Scuba diving, which actually stands for Self Contained Underwater Breathing Apparatus, is all about below-the-surface activity. You must breathe through a compressed air pump to receive oxygen (hence the phrase's meaning). The first successful commercial dive has been credited to Jacques-Yves Cousteau, a French naval officer and explorer who studied the sea and all forms of aquatic life, in the 1940s.

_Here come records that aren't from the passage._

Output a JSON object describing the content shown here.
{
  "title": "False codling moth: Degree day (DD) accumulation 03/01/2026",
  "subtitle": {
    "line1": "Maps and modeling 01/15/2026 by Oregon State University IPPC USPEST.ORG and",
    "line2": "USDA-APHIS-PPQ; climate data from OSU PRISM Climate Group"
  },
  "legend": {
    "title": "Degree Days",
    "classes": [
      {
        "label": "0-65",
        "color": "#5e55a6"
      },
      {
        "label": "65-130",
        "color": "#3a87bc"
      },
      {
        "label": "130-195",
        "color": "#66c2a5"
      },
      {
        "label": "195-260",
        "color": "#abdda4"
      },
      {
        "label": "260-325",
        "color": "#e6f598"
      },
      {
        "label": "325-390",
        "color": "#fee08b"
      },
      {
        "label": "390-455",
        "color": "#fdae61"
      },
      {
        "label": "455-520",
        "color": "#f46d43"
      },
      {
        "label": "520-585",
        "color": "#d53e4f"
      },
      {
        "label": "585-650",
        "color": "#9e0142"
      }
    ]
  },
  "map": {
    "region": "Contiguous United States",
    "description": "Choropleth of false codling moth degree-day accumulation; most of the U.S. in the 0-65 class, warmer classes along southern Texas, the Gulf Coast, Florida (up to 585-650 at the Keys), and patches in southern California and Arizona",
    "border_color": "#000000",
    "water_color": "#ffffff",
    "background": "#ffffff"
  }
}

Diving recreationally is one of the best workouts you can do to whip yourself into shape. Not only does it torch calories (a 145-pound woman will burn about 230 calories every 30 minutes), it also tightens and tones muscles (you'll use your legs, arms, abs, back and glutes to dive, swim and float through the water). What's more, because you'll have to focus on your breathing to avoid developing decompression sickness, nitrogen narcosis and oxygen toxicity, it's also a good way to strengthen your cardiovascular system.
For all of the health benefits you get from scuba diving, there are some other considerations, specifically cost. Diving isn't cheap -- you'll need a lot of equipment and training to do it safely. But it's a great investment that will improve your fitness and give you a new, wondrous way to work out.
Before you dive, you should take basic scuba-diving training, including the Submersible Certification Card. PADI, the Professional Association of Diving Instructors, is the biggest and most-recognized dive certification agency in the world.